Dan kemudian, dari kejauhan, suara langkah ringan terdengar — Naira kembali dari kamar.
Keduanya menegang. Hening.
Aluna dan Raka saling berpandangan, lalu membeku.
Naira berdiri di ambang pintu, matanya tajam. “Aluna… kamu lagi apa?” tanyanya, lembut tapi penuh rasa ingin tahu.
Aluna tersentak, menahan napas. “Enggak, Kak… cuma baca laporan.”
Naira menatap lama, lalu tersenyum tipis, senyum yang bukan hangat tapi dingin.
“Aku cuma pengin tahu… kamu suka sama Raka, ya?”
Aluna membeku. Napasnya tercekat. Kata-kata itu seperti peluru, menembus semua pertahanan yang dibuatnya selama ini.
Naira tersenyum tipis lagi, lalu meninggalkan ruangan.
Aluna duduk terpaku, jantungnya berdegup kencang, menatap ke luar jendela yang mulai gelap.
Di tangga ruang tamu, Raka berdiri diam, menatap Aluna dengan mata penuh rasa bersalah.
Batas aman mereka semakin menipis. Dan Aluna tahu, dari pagi hingga malam, setiap detik bersama Raka kini menjadi ujian terbesar dalam hidupnya.
Malam itu, setelah Naira kembali ke kamarnya, Aluna masih duduk terpaku di sofa. Raka berdiri di dekat jendela, menatap hujan yang turun deras di luar. Suara tetesan air menabrak genting terdengar seperti ketukan lembut di hati mereka, memanggil sesuatu yang tak bisa mereka hindari.
“Luna…” suaranya serak.
Aluna menoleh, jantungnya seakan berhenti. “Ya?”
Dia melangkah mendekat, tapi masih menjaga jarak. “Aku… nggak bisa terus kayak gini. Setiap detik tanpa ngomong apa-apa sama kamu, rasanya kayak ada yang hilang dari diriku.”
Aluna menelan ludah. “Raka… kita nggak boleh.”
“Tapi aku nggak bisa,” katanya, menatap dalam-dalam ke matanya. “Kamu tau nggak… setiap kali aku lihat kamu di rumah ini, aku ngerasa… rumah ini nggak lengkap kalau kamu nggak ada di sini.”
Hening.

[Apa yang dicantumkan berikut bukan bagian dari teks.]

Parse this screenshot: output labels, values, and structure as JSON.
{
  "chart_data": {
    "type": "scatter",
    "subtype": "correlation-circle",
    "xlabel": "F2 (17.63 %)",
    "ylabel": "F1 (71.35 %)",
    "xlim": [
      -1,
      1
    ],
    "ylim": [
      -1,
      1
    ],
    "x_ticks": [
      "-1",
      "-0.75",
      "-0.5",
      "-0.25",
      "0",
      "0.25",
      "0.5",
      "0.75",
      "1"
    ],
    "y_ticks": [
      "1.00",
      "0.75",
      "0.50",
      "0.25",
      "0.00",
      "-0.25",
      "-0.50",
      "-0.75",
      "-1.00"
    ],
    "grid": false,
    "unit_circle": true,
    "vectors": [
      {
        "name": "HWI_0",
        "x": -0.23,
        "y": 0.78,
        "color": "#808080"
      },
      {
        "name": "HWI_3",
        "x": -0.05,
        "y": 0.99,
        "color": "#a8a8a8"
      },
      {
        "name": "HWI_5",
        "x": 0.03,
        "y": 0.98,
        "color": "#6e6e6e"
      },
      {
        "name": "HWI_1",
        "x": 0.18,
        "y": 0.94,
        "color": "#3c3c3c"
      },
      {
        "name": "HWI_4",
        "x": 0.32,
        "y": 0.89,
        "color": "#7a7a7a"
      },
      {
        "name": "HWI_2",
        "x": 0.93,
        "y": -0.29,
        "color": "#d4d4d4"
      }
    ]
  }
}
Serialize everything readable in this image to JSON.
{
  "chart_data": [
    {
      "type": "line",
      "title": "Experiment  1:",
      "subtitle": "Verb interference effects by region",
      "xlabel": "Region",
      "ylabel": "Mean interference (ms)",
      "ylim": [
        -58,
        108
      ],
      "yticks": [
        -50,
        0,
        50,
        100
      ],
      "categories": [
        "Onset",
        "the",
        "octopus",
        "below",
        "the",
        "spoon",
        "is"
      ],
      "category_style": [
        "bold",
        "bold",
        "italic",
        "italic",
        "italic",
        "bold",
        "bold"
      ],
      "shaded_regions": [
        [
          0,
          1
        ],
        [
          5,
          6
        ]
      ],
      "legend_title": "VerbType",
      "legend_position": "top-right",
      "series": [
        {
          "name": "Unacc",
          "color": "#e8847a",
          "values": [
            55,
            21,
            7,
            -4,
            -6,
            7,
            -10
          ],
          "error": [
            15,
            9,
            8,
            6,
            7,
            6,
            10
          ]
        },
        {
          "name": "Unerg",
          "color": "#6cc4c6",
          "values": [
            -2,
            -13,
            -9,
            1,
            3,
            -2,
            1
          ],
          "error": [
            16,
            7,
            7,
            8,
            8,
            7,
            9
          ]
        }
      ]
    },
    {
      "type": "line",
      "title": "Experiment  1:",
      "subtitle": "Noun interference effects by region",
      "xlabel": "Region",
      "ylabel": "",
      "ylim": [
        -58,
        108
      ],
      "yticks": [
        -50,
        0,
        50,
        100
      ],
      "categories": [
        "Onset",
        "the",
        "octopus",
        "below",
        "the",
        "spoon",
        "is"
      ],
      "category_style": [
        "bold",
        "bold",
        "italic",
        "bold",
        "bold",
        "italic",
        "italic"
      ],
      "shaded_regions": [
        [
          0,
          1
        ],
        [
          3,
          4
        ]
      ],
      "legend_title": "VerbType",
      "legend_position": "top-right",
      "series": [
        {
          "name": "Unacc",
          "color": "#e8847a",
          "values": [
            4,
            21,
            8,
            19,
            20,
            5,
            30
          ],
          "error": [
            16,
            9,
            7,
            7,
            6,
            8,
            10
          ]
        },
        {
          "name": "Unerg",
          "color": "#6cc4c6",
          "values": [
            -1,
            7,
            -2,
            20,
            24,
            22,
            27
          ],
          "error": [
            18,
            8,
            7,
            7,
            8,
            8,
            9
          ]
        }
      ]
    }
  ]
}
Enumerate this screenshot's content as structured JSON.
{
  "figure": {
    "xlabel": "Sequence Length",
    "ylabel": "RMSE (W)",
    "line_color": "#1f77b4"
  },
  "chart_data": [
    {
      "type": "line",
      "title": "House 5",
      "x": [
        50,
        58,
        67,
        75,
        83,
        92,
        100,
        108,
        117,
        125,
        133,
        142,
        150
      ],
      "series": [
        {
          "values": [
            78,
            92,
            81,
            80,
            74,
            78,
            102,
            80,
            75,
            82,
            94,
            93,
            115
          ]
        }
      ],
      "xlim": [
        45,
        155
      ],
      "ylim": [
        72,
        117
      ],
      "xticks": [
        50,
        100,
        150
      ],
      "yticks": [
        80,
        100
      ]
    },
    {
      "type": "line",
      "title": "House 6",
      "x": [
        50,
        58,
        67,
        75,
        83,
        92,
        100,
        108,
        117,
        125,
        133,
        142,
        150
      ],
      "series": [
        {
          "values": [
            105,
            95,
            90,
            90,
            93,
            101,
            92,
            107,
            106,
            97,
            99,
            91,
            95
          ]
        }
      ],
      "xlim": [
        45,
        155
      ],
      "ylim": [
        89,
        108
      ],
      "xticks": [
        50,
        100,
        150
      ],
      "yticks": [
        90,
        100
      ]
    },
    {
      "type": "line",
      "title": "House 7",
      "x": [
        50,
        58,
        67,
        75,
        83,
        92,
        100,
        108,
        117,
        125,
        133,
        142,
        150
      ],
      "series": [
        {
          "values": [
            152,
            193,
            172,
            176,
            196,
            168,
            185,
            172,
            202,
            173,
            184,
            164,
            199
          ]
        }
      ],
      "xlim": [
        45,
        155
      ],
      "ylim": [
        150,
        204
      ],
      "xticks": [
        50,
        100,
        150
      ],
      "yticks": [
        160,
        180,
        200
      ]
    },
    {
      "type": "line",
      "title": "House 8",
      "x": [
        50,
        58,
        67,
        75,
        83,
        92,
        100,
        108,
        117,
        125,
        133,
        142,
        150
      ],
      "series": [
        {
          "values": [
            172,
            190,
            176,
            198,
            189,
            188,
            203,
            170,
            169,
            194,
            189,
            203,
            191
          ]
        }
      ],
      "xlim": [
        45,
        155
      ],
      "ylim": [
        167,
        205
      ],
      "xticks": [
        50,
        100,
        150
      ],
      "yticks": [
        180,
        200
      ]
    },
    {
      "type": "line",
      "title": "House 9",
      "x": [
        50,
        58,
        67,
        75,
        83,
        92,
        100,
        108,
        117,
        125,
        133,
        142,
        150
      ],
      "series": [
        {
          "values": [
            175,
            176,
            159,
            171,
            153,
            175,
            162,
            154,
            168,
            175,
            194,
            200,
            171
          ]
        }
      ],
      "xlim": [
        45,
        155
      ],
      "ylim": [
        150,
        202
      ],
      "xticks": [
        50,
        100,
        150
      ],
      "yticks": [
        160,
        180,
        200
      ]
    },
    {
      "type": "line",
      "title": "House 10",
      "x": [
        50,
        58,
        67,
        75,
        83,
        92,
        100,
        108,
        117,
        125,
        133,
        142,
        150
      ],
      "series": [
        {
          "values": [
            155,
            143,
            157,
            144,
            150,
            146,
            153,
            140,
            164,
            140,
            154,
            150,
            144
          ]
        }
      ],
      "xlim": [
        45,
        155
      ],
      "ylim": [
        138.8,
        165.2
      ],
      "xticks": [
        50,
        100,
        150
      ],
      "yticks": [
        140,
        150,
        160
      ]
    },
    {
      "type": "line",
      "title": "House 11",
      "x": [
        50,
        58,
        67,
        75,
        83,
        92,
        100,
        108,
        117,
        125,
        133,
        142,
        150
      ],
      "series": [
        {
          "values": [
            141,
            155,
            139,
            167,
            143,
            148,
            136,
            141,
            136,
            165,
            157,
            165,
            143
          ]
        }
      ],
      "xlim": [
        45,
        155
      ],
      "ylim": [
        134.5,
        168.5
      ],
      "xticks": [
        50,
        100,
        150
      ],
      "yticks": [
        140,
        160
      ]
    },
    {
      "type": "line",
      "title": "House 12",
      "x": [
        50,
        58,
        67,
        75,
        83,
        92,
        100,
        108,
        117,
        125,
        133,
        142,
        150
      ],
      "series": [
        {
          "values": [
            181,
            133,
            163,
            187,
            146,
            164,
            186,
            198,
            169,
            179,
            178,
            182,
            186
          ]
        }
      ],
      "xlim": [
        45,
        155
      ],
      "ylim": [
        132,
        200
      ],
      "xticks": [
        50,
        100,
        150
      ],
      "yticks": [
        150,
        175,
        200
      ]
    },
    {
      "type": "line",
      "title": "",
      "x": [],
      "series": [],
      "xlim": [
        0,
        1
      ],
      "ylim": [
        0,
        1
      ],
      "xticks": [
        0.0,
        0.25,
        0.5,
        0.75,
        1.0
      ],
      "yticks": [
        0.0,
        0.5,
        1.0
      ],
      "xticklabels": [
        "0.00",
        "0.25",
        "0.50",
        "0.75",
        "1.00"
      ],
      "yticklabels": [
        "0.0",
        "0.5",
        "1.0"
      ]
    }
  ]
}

Mereka saling menatap, napas tersengal di antara kata-kata yang tak terucap.
Tiba-tiba, ponsel Aluna bergetar di meja. Dia menoleh dan melihat pesan dari Naira:
“Aluna… kita perlu bicara besok. Jangan pergi ke mana-mana.”
Aluna menelan ludah, pandangannya bergeser ke Raka.
“Dia tahu… dia tahu semuanya,” bisiknya dalam hati.
Raka menatapnya, wajahnya tampak tegang tapi tenang. “Luna… apa maksudnya?”
Aluna menggeleng, tak mampu menjawab. Hanya udara malam yang dingin dan suara hujan yang menelan kata-kata mereka.
Mata mereka bertemu, dan dalam tatapan itu, ada janji tak terucap:
tak peduli apa yang akan terjadi besok, perasaan ini sudah terikat terlalu dalam untuk dilepas begitu saja.
Lampu ruang tamu redup, hujan masih turun deras. Dan di luar jendela, bayangan hujan seakan menari di antara dua hati yang terjebak antara cinta dan kesalahan.
Di saat itu, Aluna sadar satu hal: besok, hidup mereka mungkin akan berubah selamanya. Dan untuk pertama kalinya, ia merasa takut… takut kehilangan Raka, atau takut menghadapi rahasia yang mungkin tak bisa lagi disembunyikan.